Various departments in the federal government employ graduates with a degree in anthropology, history, American studies, or archaeology. Your research should take you to online sites like Indeed, for the job qualifications. The U.S. Department of the Interior and the Department of Agriculture have listings for graduates in one of these degrees. Some of the latter’s duties include the oversight of historic national, state, and regional properties.
The Department of Agriculture seeks a Heritage Program Manager/Archaeologist in Rutland, Vermont. Some of these responsibilities include reviews of archaeological project development and evaluate cultural resources for National Register eligibility.
A museum curator is another position to aspire to in the Department of the Interior. The successful candidate will furnish professional and technical direction for the museum collection program, plan for, and develop recommendations for all museum management functions.

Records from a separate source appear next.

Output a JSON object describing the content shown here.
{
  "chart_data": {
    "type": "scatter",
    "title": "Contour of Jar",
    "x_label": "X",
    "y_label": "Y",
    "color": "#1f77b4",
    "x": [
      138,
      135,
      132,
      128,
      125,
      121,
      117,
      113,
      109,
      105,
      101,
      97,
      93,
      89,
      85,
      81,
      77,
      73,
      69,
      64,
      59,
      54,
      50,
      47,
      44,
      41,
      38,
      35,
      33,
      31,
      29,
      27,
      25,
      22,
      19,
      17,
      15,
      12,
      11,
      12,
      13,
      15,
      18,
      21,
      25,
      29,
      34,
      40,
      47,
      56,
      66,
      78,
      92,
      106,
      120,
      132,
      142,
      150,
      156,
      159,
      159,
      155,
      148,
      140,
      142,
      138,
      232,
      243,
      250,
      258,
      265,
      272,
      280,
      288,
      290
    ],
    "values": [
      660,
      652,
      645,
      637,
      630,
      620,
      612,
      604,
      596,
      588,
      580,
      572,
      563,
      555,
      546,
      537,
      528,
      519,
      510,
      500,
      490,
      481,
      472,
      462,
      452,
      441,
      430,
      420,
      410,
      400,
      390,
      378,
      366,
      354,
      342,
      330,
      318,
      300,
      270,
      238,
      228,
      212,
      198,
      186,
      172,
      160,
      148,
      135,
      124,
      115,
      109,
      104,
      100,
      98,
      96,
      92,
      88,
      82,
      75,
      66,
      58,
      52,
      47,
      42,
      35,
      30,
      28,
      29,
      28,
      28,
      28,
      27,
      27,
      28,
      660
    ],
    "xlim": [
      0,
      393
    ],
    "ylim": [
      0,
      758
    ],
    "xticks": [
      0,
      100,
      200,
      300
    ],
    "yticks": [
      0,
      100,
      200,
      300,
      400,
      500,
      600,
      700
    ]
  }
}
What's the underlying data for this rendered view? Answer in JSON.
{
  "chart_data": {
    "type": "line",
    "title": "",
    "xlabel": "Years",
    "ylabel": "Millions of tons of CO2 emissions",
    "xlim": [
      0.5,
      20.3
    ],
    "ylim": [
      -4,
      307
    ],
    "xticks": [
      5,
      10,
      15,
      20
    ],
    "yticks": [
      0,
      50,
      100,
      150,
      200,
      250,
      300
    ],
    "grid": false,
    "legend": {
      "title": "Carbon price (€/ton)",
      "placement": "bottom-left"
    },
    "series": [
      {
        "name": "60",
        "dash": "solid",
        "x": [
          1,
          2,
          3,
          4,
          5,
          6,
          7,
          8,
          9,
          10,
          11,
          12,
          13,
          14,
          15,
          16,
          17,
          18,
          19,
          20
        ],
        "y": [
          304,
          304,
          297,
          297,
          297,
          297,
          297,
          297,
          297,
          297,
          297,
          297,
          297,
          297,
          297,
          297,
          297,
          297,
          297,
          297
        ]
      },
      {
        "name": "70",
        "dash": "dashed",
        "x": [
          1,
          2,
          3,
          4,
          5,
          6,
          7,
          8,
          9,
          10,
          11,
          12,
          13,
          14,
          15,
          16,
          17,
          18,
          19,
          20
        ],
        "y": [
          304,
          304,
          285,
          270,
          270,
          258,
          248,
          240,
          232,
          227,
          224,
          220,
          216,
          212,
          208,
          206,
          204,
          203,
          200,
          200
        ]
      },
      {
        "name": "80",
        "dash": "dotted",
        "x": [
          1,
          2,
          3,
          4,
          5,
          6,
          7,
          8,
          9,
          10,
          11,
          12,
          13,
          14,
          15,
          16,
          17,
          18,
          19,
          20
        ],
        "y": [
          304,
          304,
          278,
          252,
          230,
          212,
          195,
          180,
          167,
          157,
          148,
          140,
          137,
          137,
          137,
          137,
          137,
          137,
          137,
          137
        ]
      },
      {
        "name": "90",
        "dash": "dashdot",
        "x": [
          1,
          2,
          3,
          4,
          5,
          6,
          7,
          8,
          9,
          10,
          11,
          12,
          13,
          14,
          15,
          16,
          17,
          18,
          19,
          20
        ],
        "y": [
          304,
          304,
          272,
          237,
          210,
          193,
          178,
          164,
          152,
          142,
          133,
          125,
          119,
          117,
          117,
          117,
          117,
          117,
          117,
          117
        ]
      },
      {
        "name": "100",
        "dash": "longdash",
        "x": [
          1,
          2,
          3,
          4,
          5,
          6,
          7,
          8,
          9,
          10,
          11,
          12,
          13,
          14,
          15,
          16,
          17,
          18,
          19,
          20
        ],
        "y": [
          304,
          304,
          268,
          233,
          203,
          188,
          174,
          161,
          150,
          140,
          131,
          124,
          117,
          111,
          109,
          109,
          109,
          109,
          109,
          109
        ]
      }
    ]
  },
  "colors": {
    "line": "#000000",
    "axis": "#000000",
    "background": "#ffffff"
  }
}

You may find more employment opportunities if you used the word – archaeologist instead of an anthropologist. For example, an international company in forensics, biometrics, and identity intelligence posted a job for a Senior Archaeologist. Applicants require an M.A., M.S., or Ph.D. in archaeology, anthropology, or related field. Experienced professionals will provide professional and scientific leadership to the Defense POW/MIA Accounting Agency (DPAA) personnel working on recovery missions on a temporary, project basis.
A degree in anthropology equips students with analytical and critical thinking skills that are vital to many professions. Other possibilities are human resources, social media, organizational development, public health, and media planning.